On Thursday league greats Johnny Raper and Noel Kelly, with Mossop's friend Barry Ross visited him to say their goodbyes.
The Channel Nine commentator Ray Warren, who worked with Mossop briefly in the 1990s, said: ''He did it his way. He was the Frank Sinatra really. 'It was my way or the highway.' ''
The NRL chief executive, David Gallop, described him as a giant character in the game.
''Rex's sense of showmanship is something that will always be remembered and his contribution to bringing rugby league to television audiences can never be understated. Rugby league remains the ultimate television sport and the character of broadcasters like Rex as they opened the game to new audiences was a big part of that success.''
Channel Seven used Mossop's star power to attract a female audience. He hosted the panel talk show Beauty and the Beast for two years from 1970.
Mossop was never far from the headlines. In 1976 he made a citizen's arrest of a nudist he said was strolling through his garden at the family's Balgowlah home. The man was on his way back from visiting nearby Reef Beach. Mossop pounced as the man was putting on his trousers in a car.
When a spectator made a smart remark during a game, Mossop grabbed him by the hair, continued commentating and gave him a few backhanders with his free hand.

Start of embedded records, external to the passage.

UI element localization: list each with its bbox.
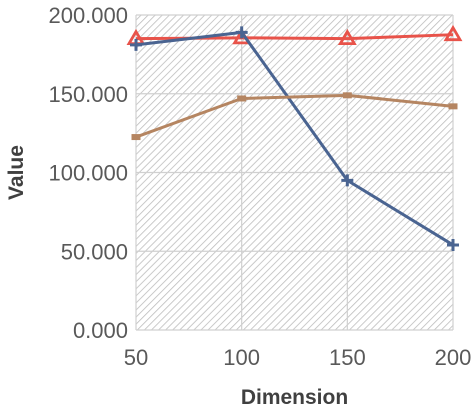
x-tick-label: 50 — [124, 345, 148, 370]
y-tick-label: 50.000 — [61, 239, 128, 264]
series-3-point — [131, 134, 141, 141]
series-2-point — [130, 38, 142, 51]
series-3 — [131, 92, 458, 141]
x-tick-label: 200 — [435, 345, 472, 370]
series-1-point — [337, 28, 357, 46]
series-2-line — [135, 30, 454, 247]
series-2-point — [341, 174, 354, 187]
y-tick-label: 0.000 — [73, 318, 128, 343]
y-axis-title: Value — [5, 145, 28, 200]
series-3-point — [237, 95, 247, 102]
x-axis-title: Dimension — [241, 386, 348, 409]
y-tick-label: 100.000 — [48, 161, 128, 186]
series-3-line — [135, 93, 454, 139]
series-1-point — [443, 24, 463, 42]
series-2 — [130, 26, 459, 251]
series-2-point — [447, 238, 459, 251]
series-2-point — [235, 26, 248, 39]
series-group — [126, 24, 463, 251]
x-tick-label: 150 — [329, 345, 366, 370]
y-tick-label: 200.000 — [48, 3, 128, 28]
y-axis-ticks: 0.000 50.000 100.000 150.000 200.000 — [48, 3, 128, 343]
x-axis-ticks: 50 100 150 200 — [124, 345, 472, 370]
y-tick-label: 150.000 — [48, 82, 128, 107]
gridlines — [135, 14, 454, 331]
series-3-point — [448, 103, 458, 110]
series-3-point — [342, 92, 352, 99]
x-tick-label: 100 — [223, 345, 260, 370]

There were, however, dark moments in Mossop's life.
In 1987 his son Kirk was sentenced to 12 months' jail for stealing a chequebook from his father and forging cheques worth more than $3000 to buy heroin. In 1981 his son Greg was fined $800 for possessing cocaine.
The Manly-Warringah Sea Eagles said Mossop, who attended every home game until he became unwell, would be sadly missed. ''He was an icon of our club, he was out first dual international player and he was larger than life,'' media manager and former player Peter Peters said.